The observed distribution does not appear to be normally distributed. But we can change the scale of the values so they appear more normal-like. The most common transformation for this is a log transformation, either a \(log_e\) or \(log_{10}\) transformation.
chaetodipus$log_weight <- log10(chaetodipus$weight)
ggplot(data = chaetodipus, aes(x = log_weight, y = ..density..)) +
geom_histogram() +
geom_density()
## `stat_bin()` using `bins = 30`. Pick better value with `binwidth`.
## Warning: Removed 185 rows containing non-finite outside the scale range
## (`stat_bin()`).
## Warning: Removed 185 rows containing non-finite outside the scale range
## (`stat_density()`).
OK. Much closer. But there does appear to be some bimodality in the distribution. Why? Perhaps this is due to sex differences.
ggplot(data = chaetodipus, aes(x = log_weight, y = ..density.., fill = sex)) +
geom_histogram(position = "dodge") +
geom_density(alpha = 0.3)
## `stat_bin()` using `bins = 30`. Pick better value with `binwidth`.
## Warning: Removed 185 rows containing non-finite outside the scale range
## (`stat_bin()`).
## Warning: Removed 185 rows containing non-finite outside the scale range
## (`stat_density()`).
There appears to be some differences between sexes, particularly larger females. But there does appear to be two modes even for each sex.
Let’s push on and compare our observations to an assumed normal
distribution of weights. To parameterize our distribution, we need to
calculate the mean log_weight
and standard deviation of
log_weight
.
mean_chaeto_logweight <- mean(chaetodipus$log_weight, na.rm = TRUE)
sd_chaeto_logweight <- sd(chaetodipus$log_weight, na.rm = TRUE)
ggplot(data = chaetodipus) +
geom_histogram(aes(x = log_weight, y = ..density..)) +
geom_density(aes(x = log_weight)) +
stat_function(fun = dnorm,
args = list(mean = mean_chaeto_logweight, sd = sd_chaeto_logweight),
colour = "blue", alpha = 0.6, size = 2)
## Warning: Using `size` aesthetic for lines was deprecated in ggplot2 3.4.0.

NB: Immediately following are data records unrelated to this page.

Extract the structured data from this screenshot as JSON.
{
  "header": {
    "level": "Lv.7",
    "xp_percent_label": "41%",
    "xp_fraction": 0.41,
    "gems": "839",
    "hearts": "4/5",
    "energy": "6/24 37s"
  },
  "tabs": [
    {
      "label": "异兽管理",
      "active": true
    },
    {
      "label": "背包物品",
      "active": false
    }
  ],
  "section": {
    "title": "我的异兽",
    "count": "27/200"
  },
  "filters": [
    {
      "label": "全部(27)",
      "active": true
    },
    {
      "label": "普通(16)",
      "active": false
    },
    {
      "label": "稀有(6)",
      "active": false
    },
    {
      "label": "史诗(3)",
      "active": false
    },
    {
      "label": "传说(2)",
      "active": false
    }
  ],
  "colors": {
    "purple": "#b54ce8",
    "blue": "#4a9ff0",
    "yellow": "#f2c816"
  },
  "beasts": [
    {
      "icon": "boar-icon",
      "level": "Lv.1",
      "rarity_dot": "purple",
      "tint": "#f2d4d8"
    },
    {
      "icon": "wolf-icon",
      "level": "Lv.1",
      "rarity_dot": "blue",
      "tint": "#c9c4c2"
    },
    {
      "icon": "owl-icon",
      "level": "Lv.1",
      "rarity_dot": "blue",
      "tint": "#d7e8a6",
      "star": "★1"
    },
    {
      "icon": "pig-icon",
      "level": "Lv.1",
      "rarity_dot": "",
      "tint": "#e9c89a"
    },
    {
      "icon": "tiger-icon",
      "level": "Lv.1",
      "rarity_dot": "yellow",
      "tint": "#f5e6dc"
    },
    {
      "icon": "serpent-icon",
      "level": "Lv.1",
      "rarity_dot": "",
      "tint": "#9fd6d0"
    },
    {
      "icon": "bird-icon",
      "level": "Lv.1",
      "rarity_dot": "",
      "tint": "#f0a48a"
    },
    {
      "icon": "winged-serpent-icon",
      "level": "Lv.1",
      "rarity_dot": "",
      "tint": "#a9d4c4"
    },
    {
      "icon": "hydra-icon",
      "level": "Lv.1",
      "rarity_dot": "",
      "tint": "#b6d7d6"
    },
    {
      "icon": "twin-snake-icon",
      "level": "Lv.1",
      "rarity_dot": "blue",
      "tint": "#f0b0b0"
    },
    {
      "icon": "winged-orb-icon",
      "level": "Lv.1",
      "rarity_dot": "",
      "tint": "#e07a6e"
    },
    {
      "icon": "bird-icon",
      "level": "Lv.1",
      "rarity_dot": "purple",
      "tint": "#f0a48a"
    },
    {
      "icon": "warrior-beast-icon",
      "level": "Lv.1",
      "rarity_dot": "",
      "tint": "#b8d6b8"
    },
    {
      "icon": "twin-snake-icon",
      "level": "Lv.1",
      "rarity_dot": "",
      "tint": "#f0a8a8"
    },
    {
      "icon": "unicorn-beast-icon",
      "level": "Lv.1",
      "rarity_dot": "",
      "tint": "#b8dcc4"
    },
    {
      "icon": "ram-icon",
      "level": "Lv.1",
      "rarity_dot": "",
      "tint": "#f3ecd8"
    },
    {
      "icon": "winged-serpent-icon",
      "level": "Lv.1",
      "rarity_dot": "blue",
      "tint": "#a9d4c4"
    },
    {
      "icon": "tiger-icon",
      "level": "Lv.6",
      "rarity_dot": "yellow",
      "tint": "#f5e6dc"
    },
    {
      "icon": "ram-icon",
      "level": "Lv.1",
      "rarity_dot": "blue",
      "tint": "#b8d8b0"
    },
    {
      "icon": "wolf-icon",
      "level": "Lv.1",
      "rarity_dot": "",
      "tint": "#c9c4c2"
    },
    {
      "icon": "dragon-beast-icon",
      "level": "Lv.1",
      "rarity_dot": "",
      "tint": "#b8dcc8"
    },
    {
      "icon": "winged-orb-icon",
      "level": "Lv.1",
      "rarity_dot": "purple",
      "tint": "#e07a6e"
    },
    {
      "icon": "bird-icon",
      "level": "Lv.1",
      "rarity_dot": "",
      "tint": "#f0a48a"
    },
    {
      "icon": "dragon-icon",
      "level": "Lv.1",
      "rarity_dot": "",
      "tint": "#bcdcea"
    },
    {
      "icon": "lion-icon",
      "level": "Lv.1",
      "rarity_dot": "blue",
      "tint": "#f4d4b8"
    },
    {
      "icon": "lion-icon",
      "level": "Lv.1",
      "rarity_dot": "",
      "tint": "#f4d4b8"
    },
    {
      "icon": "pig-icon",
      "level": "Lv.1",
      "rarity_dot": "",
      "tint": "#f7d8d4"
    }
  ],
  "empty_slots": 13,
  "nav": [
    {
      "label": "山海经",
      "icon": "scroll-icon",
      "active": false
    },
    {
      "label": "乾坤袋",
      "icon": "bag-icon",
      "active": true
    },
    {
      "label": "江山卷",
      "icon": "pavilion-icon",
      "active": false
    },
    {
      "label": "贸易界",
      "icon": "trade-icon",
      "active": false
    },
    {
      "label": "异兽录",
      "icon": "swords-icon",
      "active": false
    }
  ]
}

## ℹ Please use `linewidth` instead.
## This warning is displayed once every 8 hours.
## Call `lifecycle::last_lifecycle_warnings()` to see where this warning was
## generated.
## `stat_bin()` using `bins = 30`. Pick better value with `binwidth`.
## Warning: Removed 185 rows containing non-finite outside the scale range
## (`stat_bin()`).
## Warning: Removed 185 rows containing non-finite outside the scale range
## (`stat_density()`).
OK, now let’s calculate some frequencies and probabilities, using both the observed data and assuming a normal distribution.
Based on observations - count the number of Chaetodipus trapped that are greater than 1.35 and divide that number by the total number of Chaetodipus trapped.
sum(chaetodipus$log_weight > mean_chaeto_logweight, na.rm = TRUE) / nrow(chaetodipus)
## [1] 0.4572898
Based on assumption of normal distribution - use R’s internal functions.
pnorm(q = mean_chaeto_logweight,
mean = mean_chaeto_logweight,
sd = sd_chaeto_logweight,
lower.tail = FALSE)
## [1] 0.5
There are many questions we may ask that are related to the Poisson distribution. Usually we think of the Poisson when we have some process that usually results in a small number most of the times and produces larger numbers less frequently. Think about the number of eggs produced by some bird, or the number of off spring for some animal. By substituting the usual \(\lambda\) value in the Poisson with \(\lambda T\), where \(T\) is some defined time period, and \(\lambda\) is some rate value, we can use the Poisson to address questions concerning the number of successes in some time period T.
\[ {pdf} = P(x|T,\lambda) = \frac{ e^{-(\lambda T)} (\lambda T)^x }{ x! } \]
Calculate the rates (number of captures per year) for all of the species.
surveys %>%
group_by(genus, species, year) %>%
count() %>%
mutate(genus_species = paste(genus, species)) %>%
group_by(genus_species) %>%
summarise(avg_cnt = mean(n)) %>%
arrange(avg_cnt)
## # A tibble: 29 × 2
## genus_species avg_cnt
## <chr> <dbl>
## 1 Reithrodontomys sp. 1
## 2 Spermophilus tereticaudus 1
## 3 Rodent sp. 1.43
## 4 Chaetodipus sp. 1.5
## 5 Onychomys sp. 2
## 6 Chaetodipus intermedius 2.25
## 7 Dipodomys sp. 2.67
## 8 Perognathus hispidus 3.56
## 9 Reithrodontomys montanus 4
## 10 Sigmodon fulviventer 7.17
## # ℹ 19 more rows
What is the probability that we will capture exactly 5 rock pocket mice in the coming year’s survey?
dpois(x = 5, lambda = 2.25)
## [1] 0.05064875
What is the probability that we will capture 5 or more rock pocket mice?
ppois(q = 4, lambda = 2.25, lower.tail = FALSE)
## [1] 0.07801411